真正需要警覺的是,當我們拼命完成客戶訂單,為了達成要求而疲於奔命、一身狼狽,卻沒發現當初要做這件事情的原因已經被消失,為了「台灣」兩個字加入,終於輪到東道主,難得一個沒有政治打壓,因為地緣之便再自然合理不過的意識表徵,只是因為沒錢而放棄,連這唯一的象徵利潤也沒有想到要爭取,才是這場黑特論戰的核心所在。說自探底線太沈重,但往往事情總是在這些枝微末節裡不小心的被習慣,只要有人往裡面推一步,再往裏面推一步,認同意識的自我削弱,文化主權的無感退讓,都是這樣發生的,遑論甚至毫無實質獲利,該要說是賠了夫人又折兵嗎?但看西方英語霸權如何在過去一百年裡,在亞洲進行蠶食鯨吞的漫長歷史便是殷鑑。這次栽在自己手上不自覺無所謂,那下一次呢?

就TATT承辦WSD的案例來看,脫下台灣之光的無謂自嗨,如果為人作嫁已經是事實,那麼,如何透過接單生產(申辦國際活動),持續強化製造的組織能力(活動策劃、行政技術的操演練兵),有效進行技術轉移,從中培養競爭力(如何在客製化中保有文化獨特性)、自我升級,賺取可以量化的附加價值,就是必須撈回來的一筆帳。

至於TATT的代工是否有責?則需要先釐清OISTAT與TATT的簽署合約究竟有無彈性的協商調整空間?至少能適切就補助結果的不如預期或理應預知的人力配置,進行必要的經費下修與內容調整,而不至於造成執行倉促、錯判形勢的窘境。時間可能是變數之一,但四年規劃期並不算短,理由略顯牽強,經驗不足也有可能,但已有三次委辦經驗的OISTAT總部都在台灣了,卻沒有給予足夠的前置協助,實在說不過去。不論如何,這都跟工作人員宣稱「主辦國有自由權決定每屆WSD和Scenofest 的樣貌」,有所落差【6】,因為從承辦規範及演出節目招募流程來看,TATT都比較接近單純活動包商(OEM),而非真正主導設計(ODM)。確實定位在專門領域的業內年會,或許可以解釋中文化不足的誤會,但如果又貼著國際交流、公眾活動的標籤,希望得到政府補助,這就是有待商榷的矛盾之處。更進一步追問的是,OISTAT對於是否應考慮承辦國當地市場的態度如何?經過這次意外,會否影響下一屆WSD承辦國選擇?(以英語國家優先?)人們又該如何看待OISTAT宣稱「串連世界劇場人」的姿態?

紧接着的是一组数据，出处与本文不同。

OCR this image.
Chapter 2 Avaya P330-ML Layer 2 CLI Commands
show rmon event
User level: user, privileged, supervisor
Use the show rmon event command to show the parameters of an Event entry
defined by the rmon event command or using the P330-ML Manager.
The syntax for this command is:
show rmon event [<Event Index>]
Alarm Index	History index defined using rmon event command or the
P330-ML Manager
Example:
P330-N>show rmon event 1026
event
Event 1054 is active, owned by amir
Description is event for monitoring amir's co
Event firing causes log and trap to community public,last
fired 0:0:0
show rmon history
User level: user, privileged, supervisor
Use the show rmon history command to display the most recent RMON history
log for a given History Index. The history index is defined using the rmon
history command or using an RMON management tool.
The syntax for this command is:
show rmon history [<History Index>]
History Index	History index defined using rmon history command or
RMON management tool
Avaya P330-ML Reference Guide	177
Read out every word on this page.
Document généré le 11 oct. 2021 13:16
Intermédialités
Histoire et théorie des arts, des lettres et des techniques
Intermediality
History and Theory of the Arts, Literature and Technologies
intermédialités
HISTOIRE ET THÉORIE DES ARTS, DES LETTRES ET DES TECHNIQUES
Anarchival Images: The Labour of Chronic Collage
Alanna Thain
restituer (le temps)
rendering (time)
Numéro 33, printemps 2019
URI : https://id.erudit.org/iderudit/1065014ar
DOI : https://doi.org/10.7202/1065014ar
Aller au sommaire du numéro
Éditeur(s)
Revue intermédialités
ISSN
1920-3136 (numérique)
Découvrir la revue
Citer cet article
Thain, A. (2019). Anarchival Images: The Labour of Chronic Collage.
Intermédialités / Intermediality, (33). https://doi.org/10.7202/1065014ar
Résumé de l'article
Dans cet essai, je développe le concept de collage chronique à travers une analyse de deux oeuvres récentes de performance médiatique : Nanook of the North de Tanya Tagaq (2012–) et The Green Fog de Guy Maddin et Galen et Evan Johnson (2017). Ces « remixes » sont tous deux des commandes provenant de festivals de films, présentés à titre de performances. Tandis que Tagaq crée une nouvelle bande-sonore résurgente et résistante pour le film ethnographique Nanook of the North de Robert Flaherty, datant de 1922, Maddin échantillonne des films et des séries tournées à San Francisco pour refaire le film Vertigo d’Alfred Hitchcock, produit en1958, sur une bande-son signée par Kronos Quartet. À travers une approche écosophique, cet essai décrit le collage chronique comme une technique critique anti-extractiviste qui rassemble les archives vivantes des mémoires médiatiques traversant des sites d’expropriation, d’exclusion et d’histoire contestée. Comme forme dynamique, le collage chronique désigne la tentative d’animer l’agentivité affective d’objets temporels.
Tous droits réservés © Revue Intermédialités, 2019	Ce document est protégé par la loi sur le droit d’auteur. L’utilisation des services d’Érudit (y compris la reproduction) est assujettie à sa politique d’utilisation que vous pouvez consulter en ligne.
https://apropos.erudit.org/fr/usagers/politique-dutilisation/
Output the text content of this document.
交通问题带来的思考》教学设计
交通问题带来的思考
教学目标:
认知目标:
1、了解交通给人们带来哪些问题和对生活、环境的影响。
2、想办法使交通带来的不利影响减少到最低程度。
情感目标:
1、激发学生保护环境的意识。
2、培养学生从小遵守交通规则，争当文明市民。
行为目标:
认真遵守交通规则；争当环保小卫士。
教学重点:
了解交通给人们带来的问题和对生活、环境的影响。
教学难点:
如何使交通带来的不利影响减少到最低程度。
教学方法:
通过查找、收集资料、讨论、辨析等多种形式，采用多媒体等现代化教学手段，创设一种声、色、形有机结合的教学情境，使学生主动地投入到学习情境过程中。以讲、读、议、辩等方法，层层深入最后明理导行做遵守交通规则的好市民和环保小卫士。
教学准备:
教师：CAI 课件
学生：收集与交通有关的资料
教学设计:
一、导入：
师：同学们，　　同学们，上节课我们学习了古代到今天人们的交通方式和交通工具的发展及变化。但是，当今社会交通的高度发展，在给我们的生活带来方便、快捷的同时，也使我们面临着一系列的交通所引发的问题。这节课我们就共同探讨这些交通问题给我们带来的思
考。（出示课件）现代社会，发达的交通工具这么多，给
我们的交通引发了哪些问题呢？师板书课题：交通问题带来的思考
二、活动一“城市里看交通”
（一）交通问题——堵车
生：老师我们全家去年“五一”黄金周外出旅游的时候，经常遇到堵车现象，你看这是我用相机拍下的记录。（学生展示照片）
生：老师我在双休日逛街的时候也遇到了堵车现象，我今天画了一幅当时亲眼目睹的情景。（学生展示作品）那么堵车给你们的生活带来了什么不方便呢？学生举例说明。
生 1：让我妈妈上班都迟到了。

既然循奧會模式辦理,那麼參照奧運申辦現況或有其價值,幾乎在千禧年後,過去不惜舉債搶辦奧運的熱潮逐漸式微,連經濟穩定的先進國家也興趣缺缺,原因無他,全球經濟緊縮影響及藉由申辦奧運提升國家形象/經濟的光環已經失效,甚至可能造成反效果,2008北京奧運成為最後一個土豪,但後續光景也不好,2012雅典奧運的負債破產、2016里約奧運的民不聊生,皆可見得【7】。儘管檔次不同,但結構相近的WSD,情況卻可能更糟,如果確如非正式回應所述【8】,這是一個相對封閉的業內年會,公眾性非活動主要考量,而照單全收的支出成本與回收效益不成比例,申辦單位無意/無法有效擴充周邊效益(理應藉由行銷宣傳而產生的異業產值、演出活動售票收入)來補貼支出成本進而小有獲利,本地及潛在人才的教育推廣也因此執行失據,那麼作為(英文能力好的)選手參賽可能還是有意義,但申辦WSD卻注定勞民傷財,幾乎無利可圖(如果把務虛的未來合作機會暫時不納入計算的話),接下來很可能就會遇到與奧運同樣的局面,未來將無人(有能力)申辦。

WSD2017風光不久但遺憾多有,很難想像一個經費上看千萬的活動,硬生生收到0.2%的公家補助,雖然無法確知究竟是業內活動的封閉特性無法切合補助精神,還是因為補助不足所以放棄公眾面向,收不收都為難,為了這個剛好夠買派對花籃的紅包禮,還要厚厚一疊結案報告,則是另一種荒謬,更別說落幕後的承辦單位現在可能正面臨財務危機中。如果國際奧委會沒有義務介入自願承辦國的財政問題,那麼就算是同處一家同在台灣的OISTAT總部,應該也愛莫能助。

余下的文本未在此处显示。